Taraflar arasında görülen davada;Davacılar, paydaşı oldukları 263 ada 13 parsel sayılı taşınmazın 35m2’lik bölümüne davalıların evinin tecavüzlü olduğunu ileri sürerek, elatmanın önlenmesi ve yıkım isteminde bulunmuşlardır.Davalılar, davanın reddini savunarak temliken tescile karar verilmesini istemişlerdir. mahkemece, kesin süreye uyulmadığından davanın Reddine karar verilmiştir.
Karar, davacı ve bir kısım davalılar vekili tarafından süresinde temyiz edilmiş olmakla; Tetkik Hakimi raporu okundu, düşüncesi alındı. Dosya incelendi, gereği görüşülüp düşünüldü.
-KARAR-
Dava, çaplı taşınmaza elatmanın önlenmesi ve yıkım isteklerine ilişkindir.Mahkemece, davanın reddine karar verilmiştir.Dosya içeriği ve toplanan delillerden; çekişme konusu 263 ada 13 parsel sayılı taşınmazın yargılama sırasında ölen davacı N... ile davacı A......ve dava dışı kişiler adına paylı mülkiyet üzere kayıtlı olduğu, davalıların taşınmazda kayıttan ve mülkiyetten kaynaklanan bir haklarının bulunmadığı, ancak davalıların kendi taşınmazlarına yapmış oldukları binanın davacıların taşınmazına taşkın olduğu anlaşılmaktadır.
Davalılar, davacılardan N....ve davalı M.... 28.8.1980 tarihli Ordu 2.Noterliğinde düzenlenen sözleşme ile taşkın yapı konusunda anlaştıklarını belirterek, savunma yolu ile taşkın bölüm hakkında temliken tescil isteğinde bulunmuşlardır.
Mahkemece, yapılan keşif ile davalıların binasının taşkın olduğu belirlenmiş, ancak davalıların temliken tescil istekleri üzerine tarafların anlaştıkları yerin gösterilmesi bakımından ek rapor alınmak üzere ara kararı tesis edilerek yeniden davacılardan masraf istenildiği ve masrafın verilen kesin süreye rağmen karşılanmaması nedeniyle davanın reddine karar verildiği görülmektedir.

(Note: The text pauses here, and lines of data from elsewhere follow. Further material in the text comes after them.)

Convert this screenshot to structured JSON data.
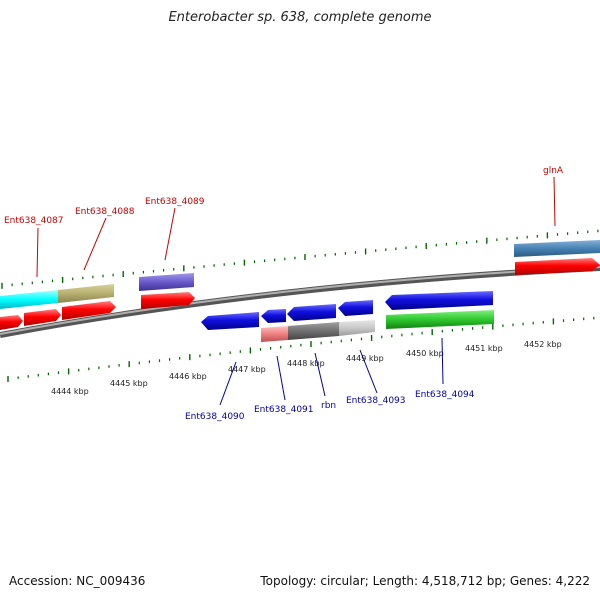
{
  "title": "Enterobacter sp. 638, complete genome",
  "footer": {
    "accession": "Accession: NC_009436",
    "topology": "Topology: circular; Length: 4,518,712 bp; Genes: 4,222"
  },
  "kbp_labels": [
    "4444 kbp",
    "4445 kbp",
    "4446 kbp",
    "4447 kbp",
    "4448 kbp",
    "4449 kbp",
    "4450 kbp",
    "4451 kbp",
    "4452 kbp"
  ],
  "upper_labels": [
    "Ent638_4087",
    "Ent638_4088",
    "Ent638_4089",
    "glnA"
  ],
  "lower_labels": [
    "Ent638_4090",
    "Ent638_4091",
    "rbn",
    "Ent638_4093",
    "Ent638_4094"
  ],
  "colors": {
    "upper_label": "#cc0000",
    "lower_label": "#0000aa",
    "tick": "#006600",
    "backbone": "#8c8c8c",
    "red_feature": "#ff0000",
    "blue_feature": "#1010e0"
  }
}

Öncelikle, ifade edilmelidir ki, Türk Medeni Kanununun 6. maddesi uyarınca iddiada bulunan kişinin iddiasını ispat etmesi gerekir. Davalılar, anlaşma senedi ibraz ettiklerine ve buna göre mahkemece bilirkişiden ek rapor alınması için masraf karar altına alındığına göre anılan masrafı ödemesi gerekli olan tarafın davacılar değil, davalılar olacağı açıktır.Ne varki, mahkemece somut olgu yanlış değerlendirilerek öngörülen süre içerisinde davacıların masraf yatırmadığından söz edilerek davanın reddedilmesi doğru değildir.
Öte yandan, kabul tarzı itibarı ile de, HUMK."nun 163.maddesi gereğince kesin süre verildiğinde ne gibi işlemlerin yapılacağı hiçbir tereddüte yer bırakmayacak şekilde açıkça belirtilmeli, varsa gerekli masraf gösterilmeli ve kesin süre içerisinde ifa olunması gerekli masraf gösterilmeli ve kesin süre içerisinde yerine getirilmemesi halinde hukuki sonucunun ne olduğunun da kararla birlikte karşı tarafa hatırlatılması zorunludur. Mahkemece kurulan ara kararının HUMK."nun öngördüğü bu koşulları taşıdığı söylenemez. Öyleyse, yasal koşulları taşımayan bir ara kararına hukuki netice bağlamakta olanaksızdır.
Hal böyle olunca, davacı ve bir kısım dahili davalıların temyiz itirazları yerindedir. Kabulü ile hükmün açıklanan nedenlerden ötürü HUMK."nun 428.maddesi gereğince BOZULMASINA, alınan peşin harcın temyiz edene geri verilmesine, 4.2.2008 tarihinde oybirliğiyle karar verildi.